You may realize some short-term savings by not paying a monthly premium. But you might want to consider the drawbacks of canceling a policy and options to reduce your coverage instead.
For one, canceling your coverage creates a gap in your insurance history that may put you in a high-risk category with your insurer. That may mean you have to pay a higher premium when you decide to reinstate your policy down the road.
Without insurance, you'd also be solely responsible for anything that happened to the vehicle during its time in storage. If a tree were to fall on the garage or some other mishap were to take place, you'd likely have to pay out of pocket to repair the car.
Additionally, you may not even have the option to drop your policy at all. For example, the Insurance Information Institute says that, if you have a car payment, your lender may require you to hold insurance as a condition of your loan.
So, is there any way to safely save on insurance for a car that's inactive?
Your agent can help you decide what's best, but you might consider simply reducing your coverages (rather than dropping your policy altogether).
For instance, if your car will be in storage for 30 days or more, you may be able to suspend your liability and collision coverages, which are both driving-related and, instead, maintain only comprehensive coverage on the car.
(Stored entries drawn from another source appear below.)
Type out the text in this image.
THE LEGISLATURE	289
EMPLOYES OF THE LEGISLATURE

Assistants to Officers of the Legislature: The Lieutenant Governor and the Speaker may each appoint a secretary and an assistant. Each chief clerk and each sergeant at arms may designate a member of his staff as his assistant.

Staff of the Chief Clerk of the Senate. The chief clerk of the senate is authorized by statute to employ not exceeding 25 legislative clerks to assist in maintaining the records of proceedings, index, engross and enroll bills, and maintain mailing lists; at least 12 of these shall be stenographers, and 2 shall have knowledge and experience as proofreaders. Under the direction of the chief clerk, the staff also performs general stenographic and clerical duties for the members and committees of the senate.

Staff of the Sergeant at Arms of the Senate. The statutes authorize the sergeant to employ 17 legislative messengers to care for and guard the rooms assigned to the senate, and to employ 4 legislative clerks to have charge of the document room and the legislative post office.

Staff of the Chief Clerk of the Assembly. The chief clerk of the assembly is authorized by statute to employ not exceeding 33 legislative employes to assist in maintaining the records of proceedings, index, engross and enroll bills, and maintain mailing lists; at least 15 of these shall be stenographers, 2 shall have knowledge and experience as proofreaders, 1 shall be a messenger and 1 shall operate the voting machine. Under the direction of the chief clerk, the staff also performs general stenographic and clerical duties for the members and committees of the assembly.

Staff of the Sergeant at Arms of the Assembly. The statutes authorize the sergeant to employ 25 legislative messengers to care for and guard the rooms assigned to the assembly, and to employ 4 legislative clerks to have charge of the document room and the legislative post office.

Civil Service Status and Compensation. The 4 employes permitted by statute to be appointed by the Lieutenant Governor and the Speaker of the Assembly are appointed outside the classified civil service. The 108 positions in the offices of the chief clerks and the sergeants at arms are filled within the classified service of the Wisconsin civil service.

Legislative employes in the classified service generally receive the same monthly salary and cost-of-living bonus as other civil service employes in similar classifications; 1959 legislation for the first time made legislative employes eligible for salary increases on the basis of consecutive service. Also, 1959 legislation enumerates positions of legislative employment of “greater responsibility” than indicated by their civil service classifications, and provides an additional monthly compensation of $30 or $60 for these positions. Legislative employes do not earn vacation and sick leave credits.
Comprehensive is the type of coverage that protects your vehicle in the case of theft, fire or hail damage — scenarios you might actually encounter while your car is in storage.
You'd likely enjoy a lower premium if you pared your policy down like this, because you'd only be paying for a single coverage. In addition, you'd prevent yourself from having a "lapse in coverage" that could result in higher costs in the future.
Some insurance companies may require that you state that your vehicle will be in storage for a minimum number of days before it will approve your request for the reduced coverage; for example, a 30-day minimum. During that time, you'll have to make sure not to take the car out for even a short ride, because you wouldn't be covered if you were to have an accident or if you were to damage someone's property while you were driving.
Keep the car snug in its storage spot, and then simply set a reminder to revert to your former coverage levels when you expect to need the vehicle again.